Pris en charge par les policiers eux-mêmes, le chaton a été conduit chez un vétérinaire pour recevoir des soins. Il est ensuite resté quelques semaines dans une famille d’accueil, le temps de se remettre. À son retour, les agents lui ont trouvé un nom : Vénix, contraction de « Vénissieux » et « phénix », clin d’œil à sa résurrection après un début de vie pour le moins chaotique.

Depuis, Vénix fait partie du paysage du commissariat, et est devenu une présence familière et apaisante dans un environnement parfois sous tension. Entre deux réunions ou dossiers, il s’invite sur les claviers, grimpe sur les étagères, s’installe dans les cartons.

La complicité avec les agents est telle qu’un compte Instagram a été créé pour partager ses aventures (@venix_cops), suivi par plus de 2 000 abonnés. Et les habitants, eux aussi, s’attachent à ce chat : certains viennent même au commissariat avec une attention pour lui.

Ce n’est pas une première dans la région. À Vaulx-en-Velin, une autre chatte, baptisée TN360, tient un rôle similaire depuis plusieurs années. Mais à Vénissieux, c’est bien Vénix qui règne désormais sur les lieux. Même s’il n’est pas inscrit à la hiérarchie… pour l’instant !

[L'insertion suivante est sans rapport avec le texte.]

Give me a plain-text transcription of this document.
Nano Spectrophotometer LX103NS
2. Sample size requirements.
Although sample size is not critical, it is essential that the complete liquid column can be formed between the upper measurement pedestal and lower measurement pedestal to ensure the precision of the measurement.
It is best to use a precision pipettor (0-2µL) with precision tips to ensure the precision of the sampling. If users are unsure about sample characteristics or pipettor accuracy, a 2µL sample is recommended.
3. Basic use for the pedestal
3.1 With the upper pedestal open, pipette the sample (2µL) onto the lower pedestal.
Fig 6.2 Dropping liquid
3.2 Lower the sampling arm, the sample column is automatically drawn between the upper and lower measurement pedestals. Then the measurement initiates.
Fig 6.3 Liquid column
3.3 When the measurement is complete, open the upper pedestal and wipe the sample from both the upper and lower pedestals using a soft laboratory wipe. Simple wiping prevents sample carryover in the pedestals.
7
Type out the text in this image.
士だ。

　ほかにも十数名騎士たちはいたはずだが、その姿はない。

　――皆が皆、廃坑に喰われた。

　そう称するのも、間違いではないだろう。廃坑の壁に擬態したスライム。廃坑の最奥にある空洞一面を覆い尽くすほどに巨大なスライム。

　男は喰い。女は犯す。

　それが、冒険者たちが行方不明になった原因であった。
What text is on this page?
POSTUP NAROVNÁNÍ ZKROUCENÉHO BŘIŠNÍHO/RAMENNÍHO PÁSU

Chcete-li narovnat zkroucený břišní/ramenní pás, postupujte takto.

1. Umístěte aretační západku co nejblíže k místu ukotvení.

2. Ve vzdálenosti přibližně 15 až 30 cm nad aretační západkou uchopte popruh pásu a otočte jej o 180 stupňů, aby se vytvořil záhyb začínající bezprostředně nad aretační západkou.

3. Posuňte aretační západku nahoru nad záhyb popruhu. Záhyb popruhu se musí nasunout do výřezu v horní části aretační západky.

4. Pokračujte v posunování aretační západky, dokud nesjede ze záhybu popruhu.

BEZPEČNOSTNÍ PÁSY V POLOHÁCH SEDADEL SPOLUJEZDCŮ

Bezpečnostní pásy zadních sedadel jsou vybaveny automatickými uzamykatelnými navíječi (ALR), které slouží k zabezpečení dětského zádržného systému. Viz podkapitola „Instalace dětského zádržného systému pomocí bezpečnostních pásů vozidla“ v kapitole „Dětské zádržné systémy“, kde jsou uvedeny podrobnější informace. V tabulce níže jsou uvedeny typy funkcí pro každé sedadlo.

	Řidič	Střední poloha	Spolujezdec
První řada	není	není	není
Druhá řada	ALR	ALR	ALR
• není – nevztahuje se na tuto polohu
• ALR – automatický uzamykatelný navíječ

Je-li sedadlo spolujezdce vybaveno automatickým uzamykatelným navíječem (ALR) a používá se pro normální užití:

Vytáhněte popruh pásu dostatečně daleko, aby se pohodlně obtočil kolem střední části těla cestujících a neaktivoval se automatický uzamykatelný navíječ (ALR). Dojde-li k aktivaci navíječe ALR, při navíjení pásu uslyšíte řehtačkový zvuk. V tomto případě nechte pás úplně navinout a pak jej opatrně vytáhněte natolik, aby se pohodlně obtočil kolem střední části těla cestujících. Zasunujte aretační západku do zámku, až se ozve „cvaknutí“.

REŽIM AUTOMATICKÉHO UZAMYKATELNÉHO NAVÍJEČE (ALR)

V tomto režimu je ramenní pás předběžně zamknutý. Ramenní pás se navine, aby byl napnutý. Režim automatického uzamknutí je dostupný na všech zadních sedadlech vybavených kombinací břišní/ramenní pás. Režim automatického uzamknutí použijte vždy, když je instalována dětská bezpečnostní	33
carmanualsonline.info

La popularité de Vénix auprès des agents de police et des usagers du commissariat ne doit rien au hasard : la présence d’un chat est reconnue pour ses vertus apaisantes. Des études américaines ont en effet démontré que caresser un chat augmente la production d’hormones du bonheur tout en réduisant celle des hormones du stress. Le ronronnement, notamment, agit comme un anti-stress naturel, en favorisant la détente et en abaissant la pression artérielle.

Des études ont même montré que les personnes vivant avec un chat avaient 30 % de risques en moins de faire une crise cardiaque. Chez les enfants, grandir auprès d’un chat réduirait aussi le risque de développer certaines allergies, à condition qu’il n’y ait pas de prédisposition familiale. Enfin, la fréquence du ronronnement, autour de 25 Hertz, aurait un effet curatif sur les os, en accélérant leur guérison.]